At the end of December, 1811, when he had used this regimen between five and six years, after having been skating during the day, the hand were observed to be stiff and a little swelled. On the day following, the face on the right side swelled, and the tumefaction increased, extending from the eye to the clavicle. The seat of the disease appeared to be about the middle of the lower maxillary bone. The bone itself became thickened at this part, and roughened upon its surface. Matter came from the part, both internally into the mouth, and externally through the cheek.
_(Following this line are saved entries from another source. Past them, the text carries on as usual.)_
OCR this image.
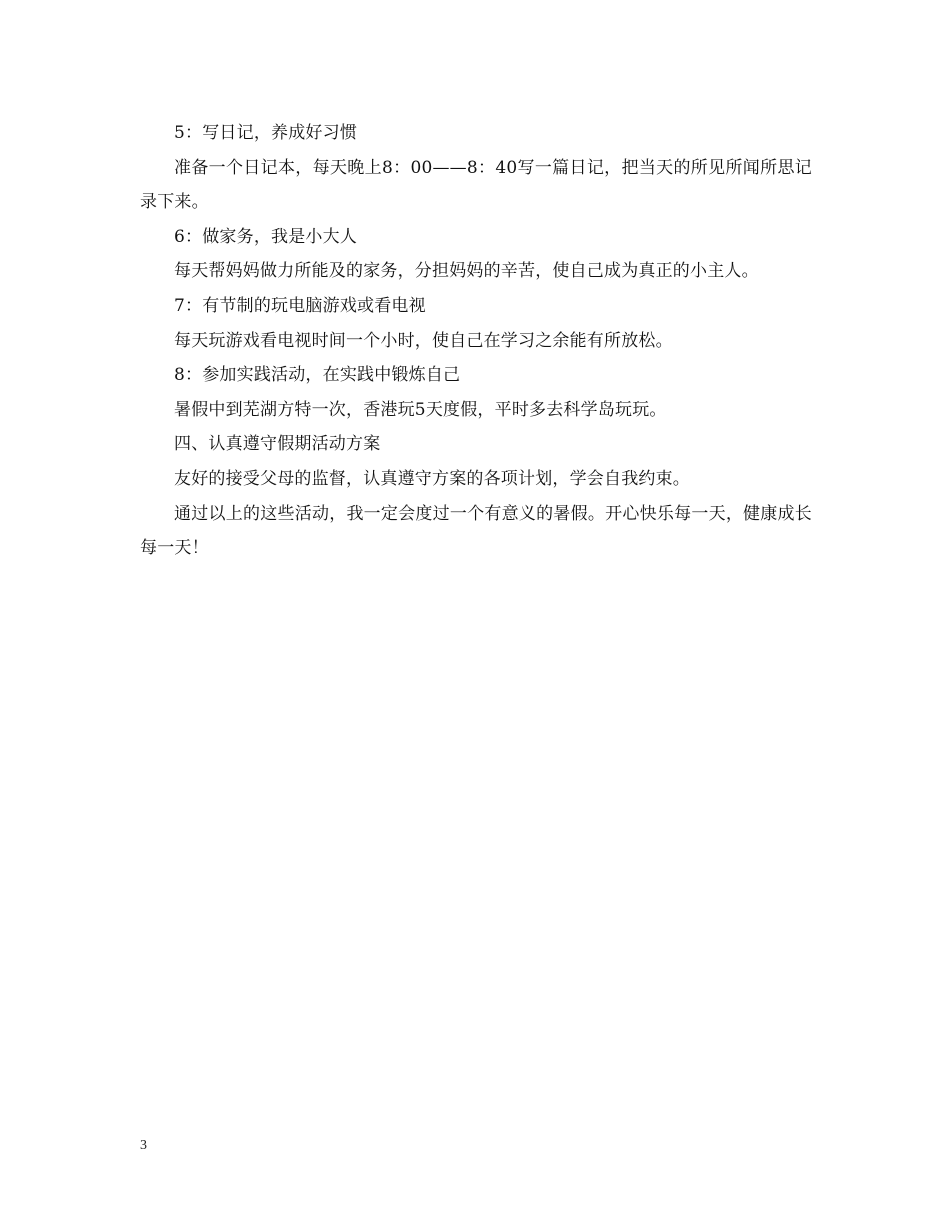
5：写日记，养成好习惯

准备一个日记本，每天晚上8：00——8：40写一篇日记，把当天的所见所闻所思记录下来。

6：做家务，我是小大人

每天帮妈妈做力所能及的家务，分担妈妈的辛苦，使自己成为真正的小主人。

7：有节制的玩电脑游戏或看电视

每天玩游戏看电视时间一个小时，使自己在学习之余能有所放松。

8：参加实践活动，在实践中锻炼自己

暑假中到芜湖方特一次，香港玩5天度假，平时多去科学岛玩玩。

四、认真遵守假期活动方案

友好的接受父母的监督，认真遵守方案的各项计划，学会自我约束。

通过以上的这些活动，我一定会度过一个有意义的暑假。开心快乐每一天，健康成长每一天！

3
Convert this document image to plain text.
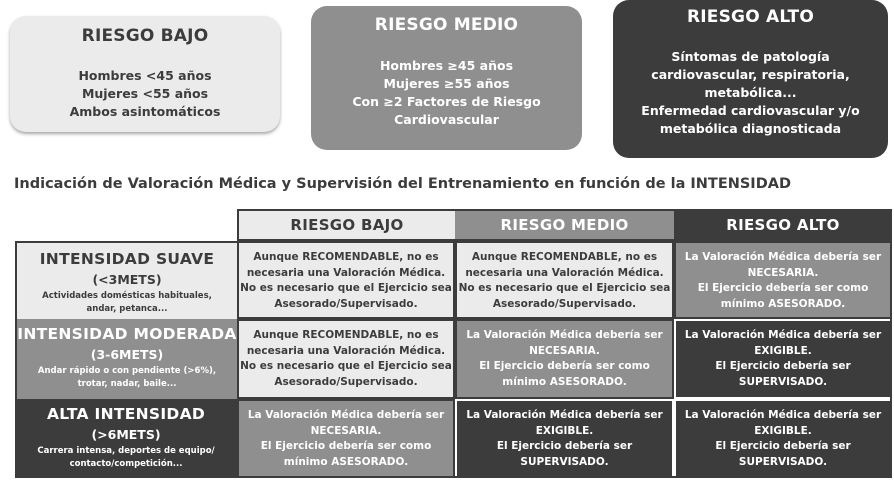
RIESGO BAJO
Hombres <45 años
Mujeres <55 años
Ambos asintomáticos
RIESGO MEDIO
Hombres ≥45 años
Mujeres ≥55 años
Con ≥2 Factores de Riesgo
Cardiovascular
RIESGO ALTO
Síntomas de patología
cardiovascular, respiratoria,
metabólica...
Enfermedad cardiovascular y/o
metabólica diagnosticada
Indicación de Valoración Médica y Supervisión del Entrenamiento en función de la INTENSIDAD
RIESGO BAJO	RIESGO MEDIO	RIESGO ALTO
INTENSIDAD SUAVE
(<3METS)
Actividades domésticas habituales,
andar, petanca...
INTENSIDAD MODERADA
(3-6METS)
Andar rápido o con pendiente (>6%),
trotar, nadar, baile...
ALTA INTENSIDAD
(>6METS)
Carrera intensa, deportes de equipo/
contacto/competición...
Aunque RECOMENDABLE, no es
necesaria una Valoración Médica.
No es necesario que el Ejercicio sea
Asesorado/Supervisado.
Aunque RECOMENDABLE, no es
necesaria una Valoración Médica.
No es necesario que el Ejercicio sea
Asesorado/Supervisado.
La Valoración Médica debería ser
NECESARIA.
El Ejercicio debería ser como
mínimo ASESORADO.
Aunque RECOMENDABLE, no es
necesaria una Valoración Médica.
No es necesario que el Ejercicio sea
Asesorado/Supervisado.
La Valoración Médica debería ser
NECESARIA.
El Ejercicio debería ser como
mínimo ASESORADO.
La Valoración Médica debería ser
EXIGIBLE.
El Ejercicio debería ser
SUPERVISADO.
La Valoración Médica debería ser
NECESARIA.
El Ejercicio debería ser como
mínimo ASESORADO.
La Valoración Médica debería ser
EXIGIBLE.
El Ejercicio debería ser
SUPERVISADO.
La Valoración Médica debería ser
EXIGIBLE.
El Ejercicio debería ser
SUPERVISADO.
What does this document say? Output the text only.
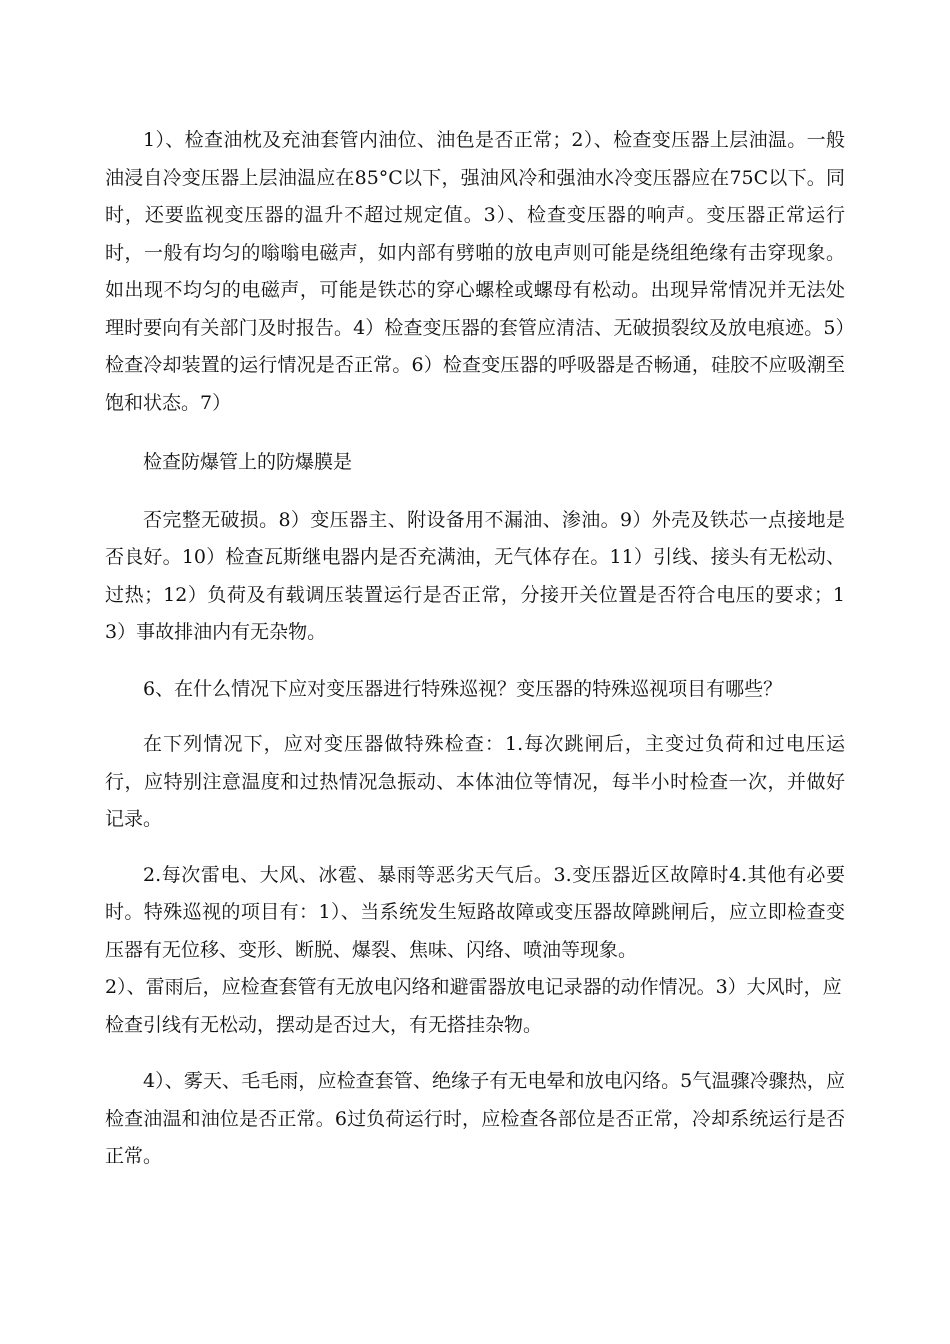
1）、检查油枕及充油套管内油位、油色是否正常；2）、检查变压器上层油温。一般油浸自冷变压器上层油温应在85°C以下，强油风冷和强油水冷变压器应在75C以下。同时，还要监视变压器的温升不超过规定值。3）、检查变压器的响声。变压器正常运行时，一般有均匀的嗡嗡电磁声，如内部有劈啪的放电声则可能是绕组绝缘有击穿现象。如出现不均匀的电磁声，可能是铁芯的穿心螺栓或螺母有松动。出现异常情况并无法处理时要向有关部门及时报告。4）检查变压器的套管应清洁、无破损裂纹及放电痕迹。5）检查冷却装置的运行情况是否正常。6）检查变压器的呼吸器是否畅通，硅胶不应吸潮至饱和状态。7）

检查防爆管上的防爆膜是

否完整无破损。8）变压器主、附设备用不漏油、渗油。9）外壳及铁芯一点接地是否良好。10）检查瓦斯继电器内是否充满油，无气体存在。11）引线、接头有无松动、过热；12）负荷及有载调压装置运行是否正常，分接开关位置是否符合电压的要求；13）事故排油内有无杂物。

6、在什么情况下应对变压器进行特殊巡视？变压器的特殊巡视项目有哪些？

在下列情况下，应对变压器做特殊检查：1.每次跳闸后，主变过负荷和过电压运行，应特别注意温度和过热情况急振动、本体油位等情况，每半小时检查一次，并做好记录。

2.每次雷电、大风、冰雹、暴雨等恶劣天气后。3.变压器近区故障时4.其他有必要时。特殊巡视的项目有：1）、当系统发生短路故障或变压器故障跳闸后，应立即检查变压器有无位移、变形、断脱、爆裂、焦味、闪络、喷油等现象。

2）、雷雨后，应检查套管有无放电闪络和避雷器放电记录器的动作情况。3）大风时，应检查引线有无松动，摆动是否过大，有无搭挂杂物。

4）、雾天、毛毛雨，应检查套管、绝缘子有无电晕和放电闪络。5气温骤冷骤热，应检查油温和油位是否正常。6过负荷运行时，应检查各部位是否正常，冷却系统运行是否正常。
This happened repeatedly, for two months, when the ulcerations finally closed, and the parts. became well. But for a couple of years the bone continued thickened, and the skin adherent to the parts underneath. After that, the adhesion of the skin was gradually loosened, and the parts were restored to their natural structure. But the bone continues thickened for near an inch through its whole body.

This was, in fact, a very trifling disease. But it appears to have been the germ of one which is the most serious and distressing of any which affects the human body-a fixed and radical disease of the substance of the bone.